From 3rd to 5th April 2018, Janet Maro attended the 2nd International Symposium on Agroecology held at FAO headquarters in Rome, Italy.
She was invited by FAO, to represent Tanzania and Eastern Africa, to share the experience of SAT on scaling up agroecology to achieve the Sustainable Development Goals (SDGs).
The Symposium brought together more than 700 participants with representatives from 72 governments, around 350 civil society and other non-governmental groups, and 6 UN organizations.
FAO Director-General José Graziano da Silva with SAT Executive Director, Janet Maro in Rome, Italy
In the Session Discussion facilitated by Ms Brave Ndisale – Strategic Programme leader of FAO, Janet presented about ‘Scaling-up Agroecology through a collaborative knowledge platform’.
Agroecology offers multiple benefits
According to FAO official statement, the symposium came up with joint resolutions that will be taken to the United Nations and Member States.
The Symposium Chaired by Braulio Ferreira de Souza Dias, stressed in his summary that “Agroecology offers multiple benefits, including for increasing food security and resilience, boosting livelihoods and local economies, diversifying food production and diets, promoting health and nutrition, safeguarding natural resources, biodiversity and ecosystem functions, improving soil fertility and soil health, adapting to and mitigating climate change, and preserving local cultures and traditional knowledge systems”.
“It is critical that legal and regulatory frameworks are implemented in a way that ensures transformative change towards sustainable agriculture and food systems based on agroecology, and respects, protects and fulfills farmers’ rights and access to productive resources such as land, water and seeds.”
The Chair’s Summary also drafts a way forward including a list of “urgently needed” commitments from stakeholders. Governments are called on to develop policy and legal frameworks to promote and support agroecology and sustainable food systems, and to remove “perverse incentives” for unsustainable agriculture.
The Summary called on FAO to develop a detailed 10-years action plan for agroecology and to begin implementing the Scaling up Agroecology Initiative.

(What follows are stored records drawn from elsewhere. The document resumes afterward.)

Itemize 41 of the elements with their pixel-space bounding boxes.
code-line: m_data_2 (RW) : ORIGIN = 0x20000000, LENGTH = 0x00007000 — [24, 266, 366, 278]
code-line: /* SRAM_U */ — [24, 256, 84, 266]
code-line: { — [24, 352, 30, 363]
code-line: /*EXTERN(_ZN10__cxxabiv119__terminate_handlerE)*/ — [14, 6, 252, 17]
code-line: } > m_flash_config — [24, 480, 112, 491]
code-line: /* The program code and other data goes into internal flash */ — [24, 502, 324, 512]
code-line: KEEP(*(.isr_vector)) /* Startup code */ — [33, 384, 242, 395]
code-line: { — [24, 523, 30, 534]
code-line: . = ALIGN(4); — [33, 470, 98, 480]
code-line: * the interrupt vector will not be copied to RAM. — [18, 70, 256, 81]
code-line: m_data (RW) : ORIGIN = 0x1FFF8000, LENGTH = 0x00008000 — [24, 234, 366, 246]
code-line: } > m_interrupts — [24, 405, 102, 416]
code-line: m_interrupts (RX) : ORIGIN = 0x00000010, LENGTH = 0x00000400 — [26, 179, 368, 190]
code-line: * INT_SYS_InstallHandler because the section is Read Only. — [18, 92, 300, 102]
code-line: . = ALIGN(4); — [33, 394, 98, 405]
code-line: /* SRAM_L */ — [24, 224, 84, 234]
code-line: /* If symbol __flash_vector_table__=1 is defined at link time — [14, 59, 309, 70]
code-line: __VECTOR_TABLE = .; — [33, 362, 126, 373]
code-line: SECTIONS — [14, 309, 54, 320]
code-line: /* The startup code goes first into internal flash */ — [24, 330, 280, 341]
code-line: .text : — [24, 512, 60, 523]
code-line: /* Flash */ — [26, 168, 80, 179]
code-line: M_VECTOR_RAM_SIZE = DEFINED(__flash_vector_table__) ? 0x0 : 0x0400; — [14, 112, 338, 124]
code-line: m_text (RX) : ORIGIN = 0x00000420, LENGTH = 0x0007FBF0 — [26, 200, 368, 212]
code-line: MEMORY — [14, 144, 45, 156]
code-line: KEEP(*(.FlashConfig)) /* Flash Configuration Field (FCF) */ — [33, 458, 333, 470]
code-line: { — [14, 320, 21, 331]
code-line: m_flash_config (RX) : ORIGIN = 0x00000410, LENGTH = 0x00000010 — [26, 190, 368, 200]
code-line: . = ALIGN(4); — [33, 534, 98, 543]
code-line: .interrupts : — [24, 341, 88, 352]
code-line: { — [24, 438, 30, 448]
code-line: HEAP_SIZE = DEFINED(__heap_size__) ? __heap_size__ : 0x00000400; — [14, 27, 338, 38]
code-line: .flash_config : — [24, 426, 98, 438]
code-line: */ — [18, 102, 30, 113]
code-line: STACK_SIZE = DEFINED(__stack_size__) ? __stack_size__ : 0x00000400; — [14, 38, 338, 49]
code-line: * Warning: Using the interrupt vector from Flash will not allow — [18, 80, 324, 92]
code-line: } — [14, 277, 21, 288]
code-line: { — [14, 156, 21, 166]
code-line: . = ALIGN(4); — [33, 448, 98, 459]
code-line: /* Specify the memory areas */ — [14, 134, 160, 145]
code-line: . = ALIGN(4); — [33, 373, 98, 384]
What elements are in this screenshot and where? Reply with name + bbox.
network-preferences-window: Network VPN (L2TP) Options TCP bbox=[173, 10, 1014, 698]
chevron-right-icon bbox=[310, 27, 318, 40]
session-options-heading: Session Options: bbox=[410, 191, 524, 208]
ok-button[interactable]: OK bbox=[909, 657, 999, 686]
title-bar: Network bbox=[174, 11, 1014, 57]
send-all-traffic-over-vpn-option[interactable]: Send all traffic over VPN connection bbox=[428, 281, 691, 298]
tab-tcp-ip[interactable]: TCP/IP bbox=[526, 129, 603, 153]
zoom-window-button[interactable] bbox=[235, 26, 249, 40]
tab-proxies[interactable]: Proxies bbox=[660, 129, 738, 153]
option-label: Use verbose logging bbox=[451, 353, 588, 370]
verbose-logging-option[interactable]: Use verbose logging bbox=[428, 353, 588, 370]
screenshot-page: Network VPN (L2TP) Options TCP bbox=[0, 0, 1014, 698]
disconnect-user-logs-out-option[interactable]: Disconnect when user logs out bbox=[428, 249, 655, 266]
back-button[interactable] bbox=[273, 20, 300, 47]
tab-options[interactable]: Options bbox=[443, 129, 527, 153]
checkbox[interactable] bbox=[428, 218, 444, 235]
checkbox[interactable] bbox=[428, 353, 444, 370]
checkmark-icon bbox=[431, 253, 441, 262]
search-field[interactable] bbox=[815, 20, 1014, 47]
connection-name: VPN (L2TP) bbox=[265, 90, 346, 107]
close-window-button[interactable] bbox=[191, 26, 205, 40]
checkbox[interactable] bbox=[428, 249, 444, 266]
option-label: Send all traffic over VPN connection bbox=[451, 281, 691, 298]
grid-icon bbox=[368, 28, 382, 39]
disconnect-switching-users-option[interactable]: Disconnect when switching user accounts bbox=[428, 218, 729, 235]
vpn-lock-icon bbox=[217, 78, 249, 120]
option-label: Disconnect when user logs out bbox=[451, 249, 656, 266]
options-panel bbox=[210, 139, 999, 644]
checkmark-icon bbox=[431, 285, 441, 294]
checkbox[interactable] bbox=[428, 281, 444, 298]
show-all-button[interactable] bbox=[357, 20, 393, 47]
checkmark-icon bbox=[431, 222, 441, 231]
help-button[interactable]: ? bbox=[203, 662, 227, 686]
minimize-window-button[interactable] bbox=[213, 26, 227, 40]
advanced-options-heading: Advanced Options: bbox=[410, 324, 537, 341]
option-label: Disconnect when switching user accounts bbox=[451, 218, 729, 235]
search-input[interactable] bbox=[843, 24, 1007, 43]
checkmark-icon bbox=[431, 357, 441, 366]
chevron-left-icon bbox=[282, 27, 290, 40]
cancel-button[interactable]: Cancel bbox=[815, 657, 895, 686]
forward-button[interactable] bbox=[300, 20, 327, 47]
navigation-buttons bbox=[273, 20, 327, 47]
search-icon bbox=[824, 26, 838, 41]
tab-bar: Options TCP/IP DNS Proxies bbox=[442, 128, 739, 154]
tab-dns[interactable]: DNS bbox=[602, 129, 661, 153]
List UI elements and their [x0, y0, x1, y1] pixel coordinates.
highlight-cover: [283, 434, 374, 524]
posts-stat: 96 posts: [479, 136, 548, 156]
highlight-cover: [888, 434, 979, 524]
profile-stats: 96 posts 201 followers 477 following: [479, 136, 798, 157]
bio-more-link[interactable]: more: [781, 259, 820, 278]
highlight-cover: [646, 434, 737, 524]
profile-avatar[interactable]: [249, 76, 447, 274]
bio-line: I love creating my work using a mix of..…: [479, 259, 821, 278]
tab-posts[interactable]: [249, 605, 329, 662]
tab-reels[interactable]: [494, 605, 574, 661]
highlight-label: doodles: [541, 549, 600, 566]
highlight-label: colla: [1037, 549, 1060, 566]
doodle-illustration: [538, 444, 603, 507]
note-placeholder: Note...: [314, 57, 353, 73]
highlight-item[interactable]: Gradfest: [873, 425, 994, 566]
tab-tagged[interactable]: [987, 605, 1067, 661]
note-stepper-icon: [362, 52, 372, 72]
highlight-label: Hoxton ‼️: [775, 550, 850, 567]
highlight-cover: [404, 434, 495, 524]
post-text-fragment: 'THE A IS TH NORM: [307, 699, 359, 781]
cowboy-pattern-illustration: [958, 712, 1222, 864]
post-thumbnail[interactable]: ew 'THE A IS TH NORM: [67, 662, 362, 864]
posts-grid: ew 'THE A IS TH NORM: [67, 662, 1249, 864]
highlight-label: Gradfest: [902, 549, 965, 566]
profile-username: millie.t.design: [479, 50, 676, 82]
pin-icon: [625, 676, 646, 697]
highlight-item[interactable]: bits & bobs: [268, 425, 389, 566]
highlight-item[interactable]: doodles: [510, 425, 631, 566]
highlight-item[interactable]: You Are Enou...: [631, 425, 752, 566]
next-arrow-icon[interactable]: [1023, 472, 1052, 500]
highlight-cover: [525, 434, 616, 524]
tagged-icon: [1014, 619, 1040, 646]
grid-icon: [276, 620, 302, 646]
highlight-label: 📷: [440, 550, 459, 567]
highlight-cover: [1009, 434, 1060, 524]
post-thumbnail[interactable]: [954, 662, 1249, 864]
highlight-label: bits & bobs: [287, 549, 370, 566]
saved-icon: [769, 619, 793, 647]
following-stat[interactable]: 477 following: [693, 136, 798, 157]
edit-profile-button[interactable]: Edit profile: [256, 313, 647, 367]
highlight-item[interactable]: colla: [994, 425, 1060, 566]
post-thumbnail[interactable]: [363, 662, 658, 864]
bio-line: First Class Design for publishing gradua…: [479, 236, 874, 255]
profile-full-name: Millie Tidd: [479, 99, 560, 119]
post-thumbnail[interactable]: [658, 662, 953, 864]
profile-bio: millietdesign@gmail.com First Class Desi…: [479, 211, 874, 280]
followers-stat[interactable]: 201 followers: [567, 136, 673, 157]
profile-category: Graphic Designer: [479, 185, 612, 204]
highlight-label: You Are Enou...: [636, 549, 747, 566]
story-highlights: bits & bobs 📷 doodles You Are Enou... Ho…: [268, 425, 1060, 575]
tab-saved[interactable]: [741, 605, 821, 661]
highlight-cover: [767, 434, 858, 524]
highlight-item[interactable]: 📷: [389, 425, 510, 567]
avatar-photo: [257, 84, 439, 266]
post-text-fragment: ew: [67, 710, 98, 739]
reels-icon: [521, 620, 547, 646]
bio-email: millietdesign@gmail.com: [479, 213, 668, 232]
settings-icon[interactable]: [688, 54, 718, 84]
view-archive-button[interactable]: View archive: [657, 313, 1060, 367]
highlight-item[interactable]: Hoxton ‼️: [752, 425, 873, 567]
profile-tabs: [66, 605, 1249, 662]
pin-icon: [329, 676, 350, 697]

Consumers and citizens are urged to act as agents of change in the food system to promote responsible consumption. Donors are asked to increase long-term funding to agroecology, while academia and research organizations are encouraged to increase research on agroecology.
Recognizing visionary policies for agroecology
On the sidelines of the Symposium, the World Future Council (WFC) with FAO and IFOAM-Organics International launched the 2018 Future Policy Award for visionary policies that create enabling environments for agroecology. The winners will be recognized in a ceremony at FAO in Rome later this year.
Janet stated that Tanzania does not have a clear legal and policy framework for Agroecology and that there is a big opportunity for the country to spearhead this and be one of the first African countries to put up such a framework.